“我能想象到她穿着这条裙子有多美。”他说。他的眼睛亮晶晶,一如晨曦在窗棂上跳跃。“老实说,我羡慕她,能得到你的爱的人一定幸运极了。”

        弗里斯看着他,眼神炙烫。他不太敢直视那双眼睛,只能下移视线,红着脸盯着对面的腹肌,人鱼线若隐若现。半晌,他听见男人发哑的声音。“艾薇,你先回去。”

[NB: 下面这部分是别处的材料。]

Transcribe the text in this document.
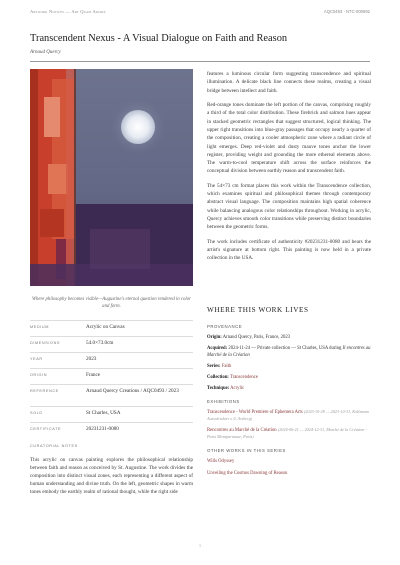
Artwork Notices — Art Quam Aroma	AQC0493 · NTC-000692
Transcendent Nexus - A Visual Dialogue on Faith and Reason
Arnaud Quercy
Where philosophy becomes visible—Augustine's eternal question rendered in color and form.
MEDIUM	Acrylic on Canvas
DIMENSIONS	54.0×73.0cm
YEAR	2023
ORIGIN	France
REFERENCE	Arnaud Quercy Creations / AQC0493 / 2023
SOLD	St Charles, USA
CERTIFICATE	20231231-0080
CURATORIAL NOTES
This acrylic on canvas painting explores the philosophical relationship between faith and reason as conceived by St. Augustine. The work divides the composition into distinct visual zones, each representing a different aspect of human understanding and divine truth. On the left, geometric shapes in warm tones embody the earthly realm of rational thought, while the right side

features a luminous circular form suggesting transcendence and spiritual illumination. A delicate black line connects these realms, creating a visual bridge between intellect and faith.

Red-orange tones dominate the left portion of the canvas, comprising roughly a third of the total color distribution. These firebrick and salmon hues appear in stacked geometric rectangles that suggest structured, logical thinking. The upper right transitions into blue-gray passages that occupy nearly a quarter of the composition, creating a cooler atmospheric zone where a radiant circle of light emerges. Deep red-violet and dusty mauve tones anchor the lower register, providing weight and grounding the more ethereal elements above. The warm-to-cool temperature shift across the surface reinforces the conceptual division between earthly reason and transcendent faith.

The 54×73 cm format places this work within the Transcendence collection, which examines spiritual and philosophical themes through contemporary abstract visual language. The composition maintains high spatial coherence while balancing analogous color relationships throughout. Working in acrylic, Quercy achieves smooth color transitions while preserving distinct boundaries between the geometric forms.

The work includes certificate of authenticity #20231231-0080 and bears the artist's signature at bottom right. This painting is now held in a private collection in the USA.

WHERE THIS WORK LIVES
PROVENANCE
Origin: Arnaud Quercy, Paris, France, 2023
Acquired: 2024-11-24 — Private collection — St Charles, USA during Il encontres au Marché de la Création
Series: Faith
Collection: Transcendence
Technique: Acrylic
EXHIBITIONS
Transcendence - World Premiere of Ephemera Arts (2023-10-29 — 2023-10-31, Kollmann Auswärtsbier s /L Arsberg)
Rencontres au Marché de la Création (2024-06-21 — 2024-12-31, Marché de la Création - Paris Montparnasse, Paris)
OTHER WORKS IN THIS SERIES
Wills Odyssey
Unveiling the Cosmos Dawning of Reason
1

        他们做爱了,名副其实的做爱。干到最后弗里斯还喊了句我爱你。

        在这个能冻掉人的耳朵的鬼地方,奥斯沃德扭扭捏捏地从厨房走出来,他窄肩细腰,穿裙子也不会显得奇怪,鞋子确实很挤脚,这又是他第一次穿高跟鞋,没走几步就栽到了男人结实的怀抱里,在那个白得发青的胸膛上糊开了一抹苋红。男人托着他的屁股把他抱起来,把他嘴唇上残余的口红都啃咬干净。

        他倒不怕中毒。奥斯沃德有些恶毒地想。

        弗里斯让他跪在硬邦邦的床铺上,按着他的脖颈从背后肏他,不让他回头,也不让他发出声音,只能听见胶黏的水声,和背后的男人粗重的喘息。他咬着手背的肉防止漏出声音,屁股高高翘起,暗香槟色的裙子滑到腰间,衬得他被反复拍打的臀肉愈发艳丽。一只高跟鞋要掉不掉,勾在脚尖,另一只还紧紧地箍着他的脚,时刻提醒他被拘束在一个怎样的身份里。

        鞋子是红色的,火焰的颜色。

        他都快冻僵了,要是他们被冻在一起了可就有意思了,他越想越觉得好笑,没忍住笑出了声,屁股上又挨了一巴掌。

        我爱你。男人说。

        我爱你,诺拉。